Di samping itu, sistem kapitalisme enggan menanggung kerugian sehingga meniscayakan negara berlepas tangan dari tanggung jawabnya atas jaminan pendidikan bagi seluruh rakyat. Rakyat kian terimpit dengan tingginya biaya pendidikan. Apatah lagi jika harus mencicil UKT lengkap dengan bunganya bahkan sampai mereka lulus kuliah.
Sementara saat mahasiswa lulus kuliah, tak ada jaminan bagi mereka mendapatkan pekerjaan yang layak dengan upah yang layak pula. Maka dari itu, membayar UKT dengan pinjol harus ditelaah lagi, jika perlu ditolak. Pinjol ini justru akan membelenggu masa depan mahasiswa. Belum lagi bunga yang terkandung di dalamnya adalah sebuah keharaman yang mutlak karena merupakan riba.
Pendidikan dalam Sistem Islam
Sungguh, seluruh rakyat harus menyadari betapa berbahayanya pinjol yang merajalela saat ini. Sudah saatnya kaum muslim mencampakkan sistem kapitalisme dan menggantinya dengan sistem yang berasal dari Zat Yang Maha Baik, yaitu Islam. Apalagi tinta emas telah menorehkan sejarah peradaban gemilang lebih dari 13 abad, termasuk dalam dunia pendidikan.
Islam mewajibkan negara, yakni Khilafah, untuk menjamin terpenuhinya pendidikan mulai usia dini hingga perguruan tinggi dengan biaya murah bahkan gratis. Individu rakyat dalam negara yang menerapkan Islam tak akan kebingungan mencari biaya, apalagi sampai utang berbunga. Negara akan mengoptimalkan pendanaan dunia pendidikan mulai tingkat ula hingga pendidikan tinggi.
Negara menyediakan anggaran sesuai kebutuhan bagi berjalannya tujuan pendidikan tinggi. Sistem pendidikan dalam Khilafah akan ditopang oleh sistem politik dan ekonomi Islam. Pengelolaan sumber-sumber kepemilikan umum akan dikelola oleh negara dan didistribusikan untuk kebutuhan rakyat, termasuk pendidikan. Sehingga, hal itu akan mencukupi layanan pendidikan bagi seluruh individu rakyat secara merata. Pendidikan pun dapat diperoleh dengan biaya murah, bahkan gratis.

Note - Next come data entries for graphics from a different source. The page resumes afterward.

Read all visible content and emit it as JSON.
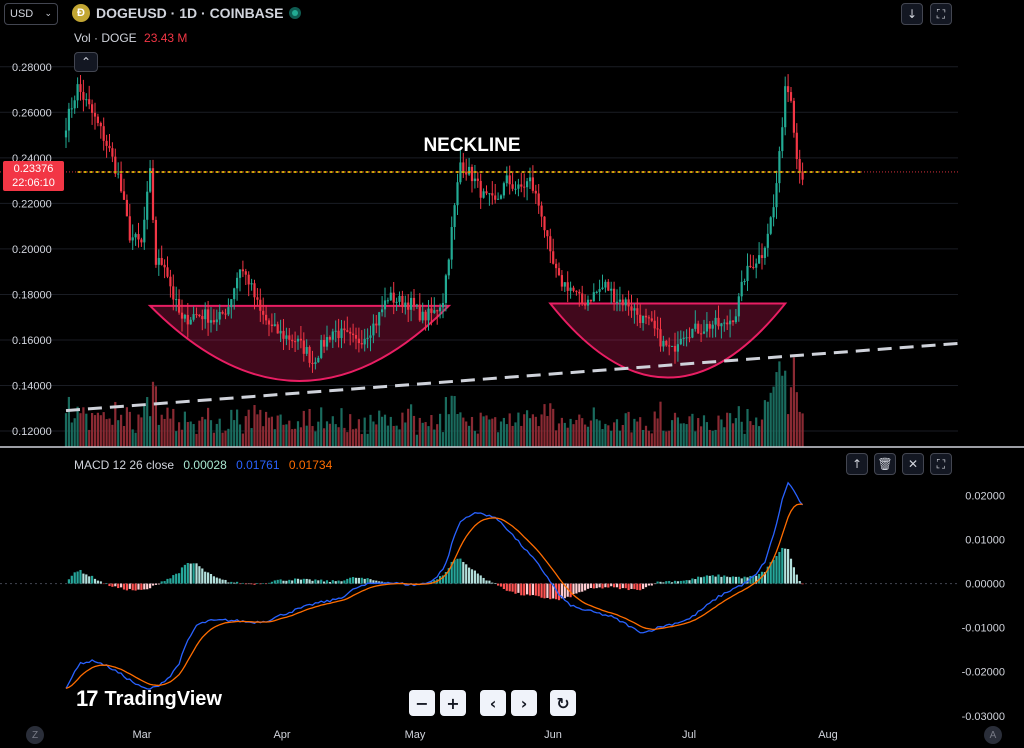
{
  "header": {
    "currency": "USD",
    "coin_glyph": "Ð",
    "symbol": "DOGEUSD · 1D · COINBASE",
    "volume_label": "Vol · DOGE",
    "volume_value": "23.43 M",
    "price_tag_value": "0.23376",
    "price_tag_timer": "22:06:10",
    "annotation": "NECKLINE"
  },
  "macd": {
    "label": "MACD 12 26 close",
    "hist_value": "0.00028",
    "macd_value": "0.01761",
    "signal_value": "0.01734"
  },
  "watermark": "TradingView",
  "nav_buttons": [
    "−",
    "+",
    "‹",
    "›",
    "↻"
  ],
  "corners": {
    "left": "Z",
    "right": "A"
  },
  "colors": {
    "up": "#22ab94",
    "down": "#f23645",
    "macd": "#2962ff",
    "signal": "#ff6d00",
    "cup": "#e91e63",
    "neckline": "#c8b400"
  },
  "chart_data": {
    "type": "candlestick",
    "title": "DOGEUSD · 1D · COINBASE",
    "x_ticks": [
      "Mar",
      "Apr",
      "May",
      "Jun",
      "Jul",
      "Aug"
    ],
    "price_axis": {
      "ylim": [
        0.113,
        0.29
      ],
      "ticks": [
        "0.28000",
        "0.26000",
        "0.24000",
        "0.22000",
        "0.20000",
        "0.18000",
        "0.16000",
        "0.14000",
        "0.12000"
      ]
    },
    "macd_axis": {
      "ylim": [
        -0.0305,
        0.0235
      ],
      "ticks": [
        "0.02000",
        "0.01000",
        "0.00000",
        "-0.01000",
        "-0.02000",
        "-0.03000"
      ]
    },
    "neckline": 0.2338,
    "price_anchors": [
      [
        0,
        0.255
      ],
      [
        4,
        0.271
      ],
      [
        8,
        0.262
      ],
      [
        12,
        0.252
      ],
      [
        15,
        0.243
      ],
      [
        18,
        0.232
      ],
      [
        22,
        0.206
      ],
      [
        26,
        0.202
      ],
      [
        29,
        0.233
      ],
      [
        31,
        0.194
      ],
      [
        34,
        0.194
      ],
      [
        37,
        0.179
      ],
      [
        40,
        0.168
      ],
      [
        44,
        0.171
      ],
      [
        48,
        0.171
      ],
      [
        52,
        0.168
      ],
      [
        56,
        0.175
      ],
      [
        60,
        0.192
      ],
      [
        63,
        0.186
      ],
      [
        67,
        0.172
      ],
      [
        71,
        0.165
      ],
      [
        75,
        0.162
      ],
      [
        79,
        0.16
      ],
      [
        83,
        0.155
      ],
      [
        85,
        0.15
      ],
      [
        88,
        0.157
      ],
      [
        92,
        0.164
      ],
      [
        96,
        0.162
      ],
      [
        100,
        0.159
      ],
      [
        103,
        0.162
      ],
      [
        107,
        0.168
      ],
      [
        111,
        0.179
      ],
      [
        115,
        0.177
      ],
      [
        119,
        0.176
      ],
      [
        123,
        0.17
      ],
      [
        127,
        0.172
      ],
      [
        130,
        0.178
      ],
      [
        133,
        0.208
      ],
      [
        136,
        0.238
      ],
      [
        140,
        0.232
      ],
      [
        144,
        0.223
      ],
      [
        148,
        0.22
      ],
      [
        152,
        0.23
      ],
      [
        156,
        0.226
      ],
      [
        160,
        0.23
      ],
      [
        164,
        0.216
      ],
      [
        167,
        0.196
      ],
      [
        170,
        0.186
      ],
      [
        174,
        0.183
      ],
      [
        178,
        0.176
      ],
      [
        182,
        0.18
      ],
      [
        186,
        0.184
      ],
      [
        190,
        0.178
      ],
      [
        194,
        0.176
      ],
      [
        198,
        0.17
      ],
      [
        202,
        0.166
      ],
      [
        206,
        0.158
      ],
      [
        209,
        0.155
      ],
      [
        212,
        0.163
      ],
      [
        215,
        0.164
      ],
      [
        219,
        0.165
      ],
      [
        223,
        0.167
      ],
      [
        227,
        0.166
      ],
      [
        231,
        0.172
      ],
      [
        234,
        0.188
      ],
      [
        237,
        0.194
      ],
      [
        240,
        0.198
      ],
      [
        242,
        0.208
      ],
      [
        244,
        0.218
      ],
      [
        246,
        0.24
      ],
      [
        248,
        0.272
      ],
      [
        250,
        0.268
      ],
      [
        252,
        0.24
      ],
      [
        254,
        0.232
      ]
    ],
    "macd_anchors": [
      [
        0,
        -0.0235
      ],
      [
        5,
        -0.018
      ],
      [
        10,
        -0.0175
      ],
      [
        15,
        -0.019
      ],
      [
        20,
        -0.021
      ],
      [
        25,
        -0.0232
      ],
      [
        28,
        -0.024
      ],
      [
        31,
        -0.0235
      ],
      [
        36,
        -0.021
      ],
      [
        39,
        -0.018
      ],
      [
        42,
        -0.013
      ],
      [
        45,
        -0.0095
      ],
      [
        49,
        -0.0085
      ],
      [
        55,
        -0.0083
      ],
      [
        60,
        -0.0085
      ],
      [
        64,
        -0.0088
      ],
      [
        69,
        -0.0085
      ],
      [
        74,
        -0.0072
      ],
      [
        80,
        -0.0058
      ],
      [
        86,
        -0.0045
      ],
      [
        92,
        -0.0038
      ],
      [
        96,
        -0.0028
      ],
      [
        100,
        -0.001
      ],
      [
        105,
        0.0
      ],
      [
        110,
        0.0003
      ],
      [
        115,
        0.0
      ],
      [
        120,
        -0.0003
      ],
      [
        124,
        0.0
      ],
      [
        128,
        0.0015
      ],
      [
        131,
        0.0045
      ],
      [
        134,
        0.011
      ],
      [
        136,
        0.014
      ],
      [
        139,
        0.0155
      ],
      [
        142,
        0.016
      ],
      [
        146,
        0.0155
      ],
      [
        150,
        0.014
      ],
      [
        154,
        0.011
      ],
      [
        158,
        0.008
      ],
      [
        162,
        0.005
      ],
      [
        166,
        0.0015
      ],
      [
        170,
        -0.0025
      ],
      [
        173,
        -0.0045
      ],
      [
        176,
        -0.0055
      ],
      [
        182,
        -0.0065
      ],
      [
        188,
        -0.0075
      ],
      [
        194,
        -0.0095
      ],
      [
        197,
        -0.0108
      ],
      [
        200,
        -0.011
      ],
      [
        205,
        -0.0098
      ],
      [
        210,
        -0.009
      ],
      [
        215,
        -0.008
      ],
      [
        220,
        -0.0055
      ],
      [
        225,
        -0.003
      ],
      [
        230,
        -0.0012
      ],
      [
        234,
        0.0
      ],
      [
        238,
        0.002
      ],
      [
        241,
        0.005
      ],
      [
        244,
        0.011
      ],
      [
        247,
        0.019
      ],
      [
        249,
        0.023
      ],
      [
        251,
        0.021
      ],
      [
        254,
        0.0176
      ]
    ],
    "volume_axis_max": 0.3
  }
}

Betapa banyak ilmuwan muslim yang dilahirkan dari peradaban Islam. Para ilmuwan itu berasal dari berbagai penjuru negeri, tak hanya ahli dalam bidang keilmuwannya, tetapi juga menjadi seorang mujtahid dan mujahid yang faqih fiddin. Sebut saja Ibnu Sina, Ibnu Rusyd, Jabir ibnu Hayan, Al-Khawarismi, Maryam Al-Asrurlabi, Abbas ibnu Firnas, dll. Para fuqoha, mufassir, ahli hadis, ahli Al-Qur’an hasil tempaan pendidikan Islam juga masih dijadikan rujukan kitabnya hingga saat ini, di antaranya Ibnu Mas’ud, Imam Syafi’i, Imam Bukhori, Imam Muslim, dll. Wallahualam.